Make sure metrics are always focused on activities that individuals have control over, setting targets that are aspirational, but realistic. Benchmarking against peers or among business units can help with this.
3 Mind your monitoring of working capital management
Metrics mean nothing without monitoring, so build-in ways to track progress. Dashboards are a powerful way to remind teams of what’s being measured and they make performance highly visible. Working capital management monitoring will be especially useful for businesses looking to understand whether they can release enough cash to repay any short-term loans they have taken on to deal with the current situation and how they build up the reserves to repay deferred balances.
To reinforce monitoring, consider making performance against chosen targets part of employees’ overall assessment, or use specific incentives to encourage desired behaviours. Find an approach that fits with your existing culture. You’ll already know whether your people respond better to strict enforcement or gentle encouragement.
4 Keep communication simple
Motivate employees with a clear message articulating the practical difference their actions can make to working capital management. One housing association I worked with, for example, highlighted the fact that every £1 million of cash released from working capital would cover the running costs for one additional care home for a year. In the event, I helped this client release an extra £9 million a year. Expressing that in terms of care homes and residents, rather than just in pounds, made the target very real for all employees.

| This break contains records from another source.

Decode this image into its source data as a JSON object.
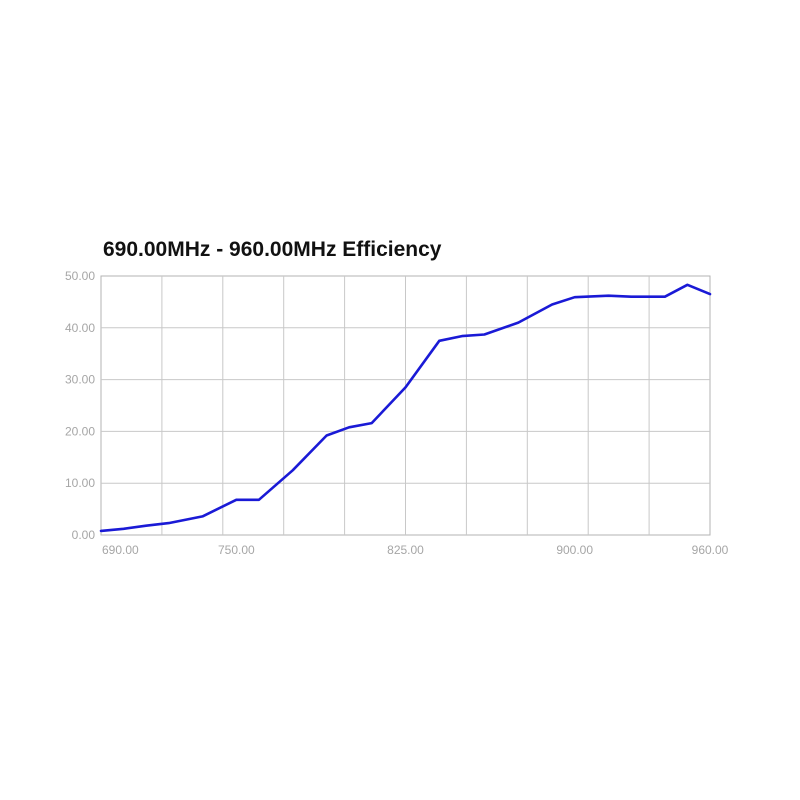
{
  "chart_data": {
    "type": "line",
    "title": "690.00MHz - 960.00MHz Efficiency",
    "xlabel": "",
    "ylabel": "",
    "xlim": [
      690,
      960
    ],
    "ylim": [
      0,
      50
    ],
    "x_ticks": [
      690,
      750,
      825,
      900,
      960
    ],
    "x_tick_labels": [
      "690.00",
      "750.00",
      "825.00",
      "900.00",
      "960.00"
    ],
    "x_ticks_format_note": "",
    "y_ticks": [
      0,
      10,
      20,
      30,
      40,
      50
    ],
    "y_tick_labels": [
      "0.00",
      "10.00",
      "20.00",
      "30.00",
      "40.00",
      "50.00"
    ],
    "grid": true,
    "series": [
      {
        "name": "",
        "color": "#1a1ad6",
        "x": [
          690,
          700,
          710,
          720,
          735,
          750,
          760,
          775,
          790,
          800,
          810,
          825,
          840,
          850,
          860,
          875,
          890,
          900,
          915,
          925,
          940,
          950,
          960
        ],
        "y": [
          0.8,
          1.2,
          1.8,
          2.3,
          3.6,
          6.8,
          6.8,
          12.5,
          19.2,
          20.8,
          21.6,
          28.5,
          37.5,
          38.4,
          38.7,
          41.0,
          44.5,
          45.9,
          46.2,
          46.0,
          46.0,
          48.3,
          46.5
        ]
      }
    ]
  }
}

Maintain clarity by promoting simple, straight-forward ‘golden’ rules. These can be as basic as:
Don’t leave billing until the end of the month
Bill as early and as regularly as possible
Get billing right first time; accuracy avoids delays
Avoid paying purchase invoices before their due date
Never deviate from standard terms without finance/procurement approval
Keep the narrative going by sharing achievements that support the mission. Celebrate successes against your chosen performance metrics as enthusiastically as you celebrate sales.
5 Invest in training
Even if employees understand the impact of cash flow on their personal finances, this insight doesn’t necessarily carry across to working capital management. So invest in training to help them understand how their behaviours impact business cashflow and why this matters not just now, but going forward. Including appropriate training as part of induction helps establish a cash conscious mindset from the start. Annual ‘reminder’ training works to keep the message strong.
Culture must be part of working capital management
Initiatives to maximise working capital offer important potential gains for business: improved resilience, better financial results and new funds for growth. But to succeed, these initiatives must be about more than new policies and processes. A shift in attitudes and behaviours around terms, billing and payment needs to be in the mix too. For CFOs looking for lasting results from their efforts to encourage better working capital management, culture really is key.